Third, legal investments are carried on the balance sheet at “fair value” — that is, at a value assessed by management based on cost plus amounts “confidently” deemed recoverable. Anyone familiar with how courts work will point out that such estimates are inherently uncertain, for awards and settlements have a wide range of possible outcomes.

Fourth, even more hazardous are management’s incentives to report impressive numbers. An asset manager, after all, must show impeccable credentials if it wants to raise money. This may create a massive bias in estimates, however “confidently” thought through, if not an outright penchant for fraud. Thus far Burford’s valuation standards have been conservative, with less than 0.5% of write-ups turned into a loss — or so the firm claims.

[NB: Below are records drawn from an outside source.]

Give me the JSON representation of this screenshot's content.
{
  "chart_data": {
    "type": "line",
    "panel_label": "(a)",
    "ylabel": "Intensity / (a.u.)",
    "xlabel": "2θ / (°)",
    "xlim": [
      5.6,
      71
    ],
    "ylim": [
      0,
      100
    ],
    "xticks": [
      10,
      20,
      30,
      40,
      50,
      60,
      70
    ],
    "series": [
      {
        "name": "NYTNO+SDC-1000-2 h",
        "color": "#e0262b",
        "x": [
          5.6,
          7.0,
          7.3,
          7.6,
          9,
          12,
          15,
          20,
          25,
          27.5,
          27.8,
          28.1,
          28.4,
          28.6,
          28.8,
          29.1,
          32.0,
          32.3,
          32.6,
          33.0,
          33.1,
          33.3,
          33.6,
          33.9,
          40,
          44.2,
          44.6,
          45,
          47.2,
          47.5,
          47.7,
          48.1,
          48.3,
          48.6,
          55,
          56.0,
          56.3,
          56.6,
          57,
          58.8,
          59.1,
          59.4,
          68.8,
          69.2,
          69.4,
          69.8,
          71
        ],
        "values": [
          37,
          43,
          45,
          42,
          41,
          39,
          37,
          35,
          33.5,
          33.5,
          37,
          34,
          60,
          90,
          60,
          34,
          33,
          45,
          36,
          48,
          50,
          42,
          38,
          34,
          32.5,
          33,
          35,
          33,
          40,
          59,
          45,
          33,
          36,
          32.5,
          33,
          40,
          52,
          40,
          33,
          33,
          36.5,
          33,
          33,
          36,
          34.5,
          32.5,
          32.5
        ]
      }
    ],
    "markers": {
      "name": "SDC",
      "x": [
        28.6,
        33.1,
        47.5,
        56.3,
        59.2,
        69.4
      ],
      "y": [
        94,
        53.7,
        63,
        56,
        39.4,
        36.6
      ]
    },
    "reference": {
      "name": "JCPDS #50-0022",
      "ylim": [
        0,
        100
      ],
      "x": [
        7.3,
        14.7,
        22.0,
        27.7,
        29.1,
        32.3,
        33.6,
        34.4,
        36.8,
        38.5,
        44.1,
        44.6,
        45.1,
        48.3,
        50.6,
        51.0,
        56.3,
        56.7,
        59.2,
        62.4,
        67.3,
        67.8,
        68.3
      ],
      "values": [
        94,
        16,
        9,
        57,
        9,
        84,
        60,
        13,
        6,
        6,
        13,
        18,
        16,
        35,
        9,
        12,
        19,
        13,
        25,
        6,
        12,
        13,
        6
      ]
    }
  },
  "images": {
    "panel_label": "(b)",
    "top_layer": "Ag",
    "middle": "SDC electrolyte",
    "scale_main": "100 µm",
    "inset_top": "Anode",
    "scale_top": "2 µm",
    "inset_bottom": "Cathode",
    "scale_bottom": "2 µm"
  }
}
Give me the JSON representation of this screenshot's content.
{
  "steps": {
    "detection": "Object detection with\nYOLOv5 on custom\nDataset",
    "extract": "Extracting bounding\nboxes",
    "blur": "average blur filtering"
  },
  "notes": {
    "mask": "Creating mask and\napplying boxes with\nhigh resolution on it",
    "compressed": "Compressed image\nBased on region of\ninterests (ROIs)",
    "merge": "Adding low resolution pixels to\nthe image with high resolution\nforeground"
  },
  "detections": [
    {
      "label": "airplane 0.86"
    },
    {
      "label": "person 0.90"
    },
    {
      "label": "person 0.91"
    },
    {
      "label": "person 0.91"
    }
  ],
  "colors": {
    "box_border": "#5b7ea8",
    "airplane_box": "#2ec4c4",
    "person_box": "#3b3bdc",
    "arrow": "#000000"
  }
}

Quality of earnings should nevertheless be subject to a healthy dose of caution. The secondary market, in which litigation assets get sold in pieces or in full to anonymous investors, looks ripe for shady transactions. Burford could sell a small piece of an asset for a ridiculously high valuation to a “friendly” third-party — perhaps an undisclosed affiliate — and, in the process, have the “fair value” of the remaining part carried on its balance sheet adjusted to an unreasonably high amount.

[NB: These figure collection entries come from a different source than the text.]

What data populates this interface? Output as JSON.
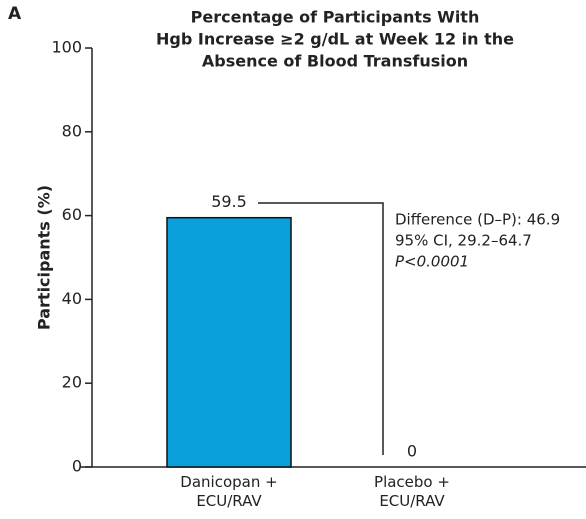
{
  "chart_data": {
    "type": "bar",
    "panel_label": "A",
    "title": [
      "Percentage of Participants With",
      "Hgb Increase ≥2 g/dL at Week 12 in the",
      "Absence of Blood Transfusion"
    ],
    "categories": [
      "Danicopan + ECU/RAV",
      "Placebo + ECU/RAV"
    ],
    "values": [
      59.5,
      0
    ],
    "value_labels": [
      "59.5",
      "0"
    ],
    "color": "#0aa0dc",
    "ylabel": "Participants (%)",
    "ylim": [
      0,
      100
    ],
    "yticks": [
      0,
      20,
      40,
      60,
      80,
      100
    ],
    "annotation": [
      "Difference (D–P): 46.9",
      "95% CI, 29.2–64.7",
      "P<0.0001"
    ]
  }
}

Fifth, the two concerns discussed above — hot capital and liberal accounting practices — may trigger stricter regulations on litigation finance. Supporters think third-party funding promotes better access to justice, while critics think it encourages undesirable lawsuits. Both perspectives have merit but one thing is certain: as the industry grows, the lawmaker will step in to prevent abuse.

Sixth — and that’s another elephant in the room — much of the recent profits were derived from two specific cases in Argentina: the Petersen case, in which a $17mil commitment was recently valued by third-party investors (who?) at $440mil; and the Teinver case, in which a $13mil commitment was ultimately sold into the secondary market (to whom?) for $107mil. Have those buyers really undertaken strict due diligence? Nobody knows.

Though spectacular, the performance of these exotic investments could prove difficult to replicate in the future. In a like manner, valuations would shrink if the secondary market happened to freeze or just cool down. As a tradable asset, legal investments are perhaps more correlated than advertised.

Finally, founders Chris Bogart, a former Time Warner general counsel and “technology investor”, and Jonathan Molot, a former Georgetown University law professor, have recently sold one-third of their holdings at a price of £13.5 per share.

Mr. Bogart declared that he and Mr. Molot unloaded their stakes “with some reluctance given our enthusiasm for the future of the business. However, given that we preach the benefit of a diversified portfolio strategy for Burford, it seemed imprudent for us not to create some liquidity after all this time.” He also added that they are “personally investing significantly in Burford’s investment funds”.

Which begs the question: are those funds a better bet than Burford’s stock, and are the founders’ interests truly aligned with shareholders’?